Während Chalk sich sammelte, spürte er das volle Ausmaß seines neuen Lebens als gefallener Held. Er hatte Washington, D.C. vor einem Terroranschlag durch eine schmutzige Bombe gerettet, so hatten zumindest die Medien berichtet. Als seine Chefin, Senatorin Lily Morgan, (R) Wisconsin, sich die Anerkennung unter den Nagel gerissen hatte und auf den freien Posten des Ministers für Innere Sicherheit befördert worden war (ein Posten, den Chalk durch die unauffällige Vergiftung ihres Vorgängers erst zugänglich gemacht hatte), vergaß sie alles, was sie ihm schuldig war, und ließ ihn dumm dastehen. Sie ignorierte einfach seine Anrufe. Wenn er hartnäckig blieb, drohte sie damit, ihn vor aller Welt bloßzustellen und sein wahres Ich zu enthüllen: Ein brillanter BlackOps-Stratege, der sich nicht mit Moral, Skrupel oder auch nur dem geringsten Respekt gegenüber menschlichen Lebens aufhielt.
Chalk hatte früher genug Geld auf diversen Konten auf der ganzen Welt für mehrere Lebenszeiten in ausschweifendem Luxus gehabt, aber Lily hatte alles gefunden und entweder eingefroren oder sich angeeignet.

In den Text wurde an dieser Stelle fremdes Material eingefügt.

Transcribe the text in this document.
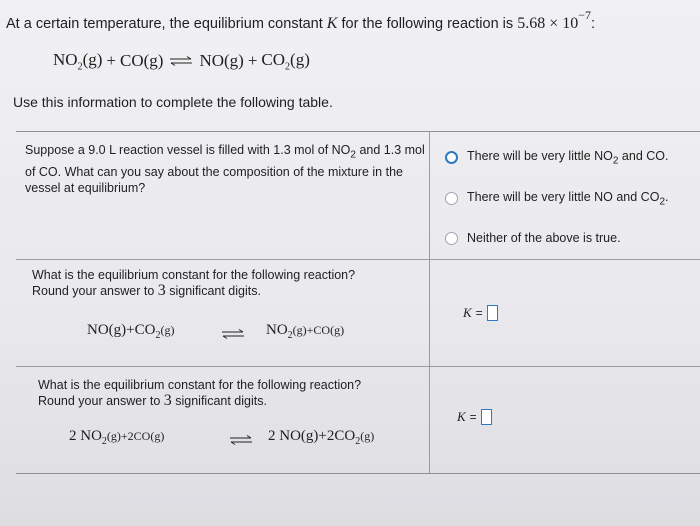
At a certain temperature, the equilibrium constant K for the following reaction is $5.68 \times 10^{-7}$:
$NO_2(g) + CO(g)$ ⇌ $NO(g) + CO_2(g)$
Use this information to complete the following table.
Suppose a 9.0 L reaction vessel is filled with 1.3 mol of $NO_2$ and 1.3 mol of CO. What can you say about the composition of the mixture in the vessel at equilibrium?
There will be very little $NO_2$ and CO.
There will be very little NO and $CO_2$.
Neither of the above is true.
What is the equilibrium constant for the following reaction?
Round your answer to 3 significant digits.
$NO(g)+CO_2(g)$	⇌ $NO_2(g)+CO(g)$
K =
What is the equilibrium constant for the following reaction?
Round your answer to 3 significant digits.
2 $NO_2(g)+2CO(g)$	⇌ 2 $NO(g)+2CO_2(g)$
K =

Chalk sagte sich, dass es nicht um das Geld ging und dass er nicht für ein Leben weit weg von der Front gemacht war. Lily Morgans Projekte waren ideal für ihn gewesen, da sie von ihrer ganz eigenen Marke an Wahnsinn geprägt waren. Zugegeben, Chalk vermisste die Action. Er machte sich gern die Hände schmutzig, blutig, mit dem zerfetzten Fleisch seiner Feinde tief unter seinen Fingernägeln. Und so hatte er die letzten Mitglieder seines BlackOps-Teams eingesammelt, die nach dem Bombendebakel noch am Leben waren.
Unter dem Deckmantel seiner Scheinfirma, Right Way Umzüge & Lagerung, hatten Chalk und sein sadistischer Kader bei Joachim DePriests faszinierendem Projekt angeheuert. Die Action war gut. Das Geld schadete auch nicht.
Als er sich von den Trümmern seines Telefons wegdrehte, bemerkte Chalk, dass er in dem fensterlosen Büro nicht allein war. Überraschung. Diese psychotischen Ausfälle ließen keine Langeweile aufkommen. Er wusste nie, wo er zu sich kommen würde oder bei wem. Sebastian Kentish, ein sportlicher, rothaariger Brite Mitte dreißig, der vom MI7 vor die Tür gesetzt worden war, stand mit offenem Mund und aufgerissenen Augen da, seine Waffenhand schwebend über seinem Schulterholster unter seiner Jacke. Kentish war als Ersatzmann aus Chalks Niederlassung in Bangkok gekommen, und obwohl er die Gerüchte gehört hatte, hatte er sich noch nicht an die launischen Ausbrüche seines Chefs gewöhnt. Das passte Chalk prima. Er zog es vor, wenn seine Neulinge und erfahrenen Männer gleichermaßen leise um ihn herumtraten, während eine Mischung aus Angst und Respekt ihre Handlungen bestimmte, vor allem, wenn sie nicht unter seinem direkten Befehl standen.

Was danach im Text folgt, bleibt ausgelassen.